Bäume als Lebenszeichen Sie spendeten Schatten, gaben Schutz bei Sturm und gehörten jahrzehntelang zum Bild der nordfriesischen Insel Sylt. Dann kam der Ulmensplintkäfer und brachte einen tödlichen Pilz. Die Ulmen vertrockneten am Wegesrand und mussten - wie andernorts auch - gefällt werden. Um das Holz einem sinnvollen Kreislauf zuzuführen, organisieren drei Sylter nun schon zum dritten Mal die Keitumer Skulpturtage. 15 Bildhauer werden vom 30. August an zehn Tage lang das Ulmenholz bearbeiten, Thema: Bäume als Lebenszeichen, und aus den schroffen Stämmen Skulpturen gestalten.

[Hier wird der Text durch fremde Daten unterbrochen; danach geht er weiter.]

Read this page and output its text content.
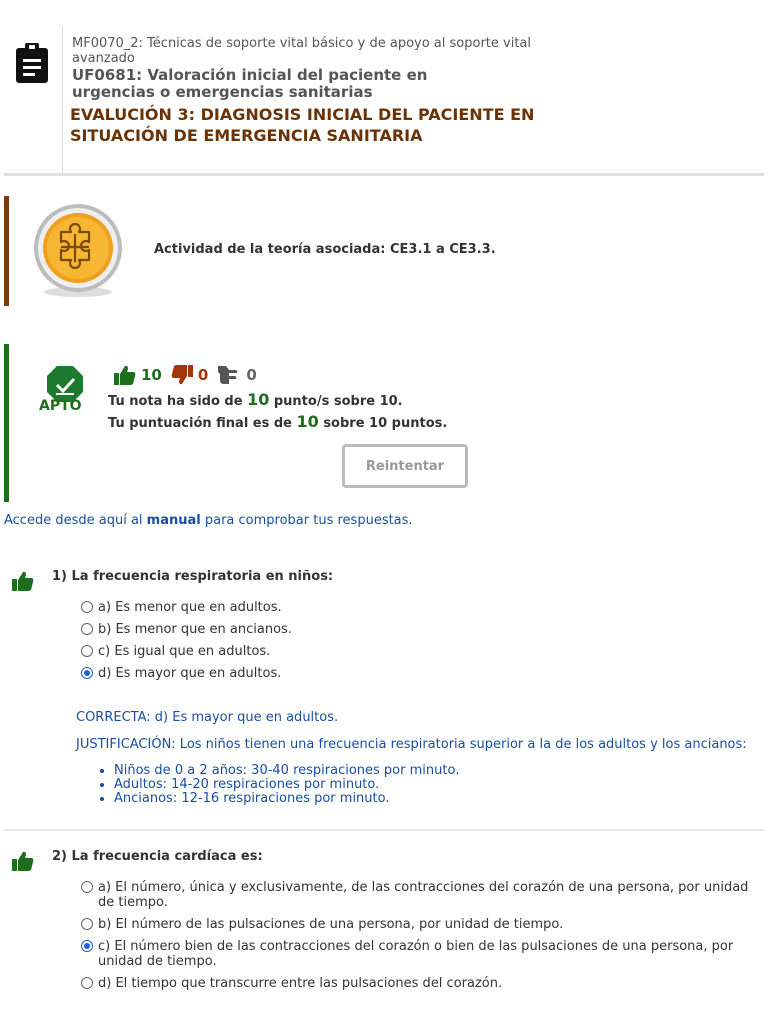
MF0070_2: Técnicas de soporte vital básico y de apoyo al soporte vital avanzado
UF0681: Valoración inicial del paciente en urgencias o emergencias sanitarias
EVALUCIÓN 3: DIAGNOSIS INICIAL DEL PACIENTE EN SITUACIÓN DE EMERGENCIA SANITARIA
Actividad de la teoría asociada: CE3.1 a CE3.3.
APTO
10 0	0
Tu nota ha sido de 10 punto/s sobre 10.
Tu puntuación final es de 10 sobre 10 puntos.
Reintentar
Accede desde aquí al manual para comprobar tus respuestas.
1) La frecuencia respiratoria en niños:
a) Es menor que en adultos.
b) Es menor que en ancianos.
c) Es igual que en adultos.
d) Es mayor que en adultos.
CORRECTA: d) Es mayor que en adultos.
JUSTIFICACIÓN: Los niños tienen una frecuencia respiratoria superior a la de los adultos y los ancianos:
• Niños de 0 a 2 años: 30-40 respiraciones por minuto.
• Adultos: 14-20 respiraciones por minuto.
• Ancianos: 12-16 respiraciones por minuto.
2) La frecuencia cardíaca es:
a) El número, única y exclusivamente, de las contracciones del corazón de una persona, por unidad de tiempo.
b) El número de las pulsaciones de una persona, por unidad de tiempo.
c) El número bien de las contracciones del corazón o bien de las pulsaciones de una persona, por unidad de tiempo.
d) El tiempo que transcurre entre las pulsaciones del corazón.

Besucher können den Künstlern bei der Arbeit mit Kettensäge, Raspel und Beitel zuschauen und verfolgen, wie das Holz Form annimmt. Gearbeitet wird unter freiem Himmel unweit des Wattenmeers am Keitumer Kliff. Am 8. September um 15 Uhr versteigert dann der Keitumer Pastor die Kunstwerke, die in den vergangenen Jahren manchmal mehrere tausend Mark erzielten. Während der Skulpturtage stellen einige der Bildhauer ihre Werke in den Galerien der Insel aus. Gesine Rothmunds Gebückte Frau (Foto) ist jeden Tag zu sehen - sie steht heute im Keitumer Schwimmbad.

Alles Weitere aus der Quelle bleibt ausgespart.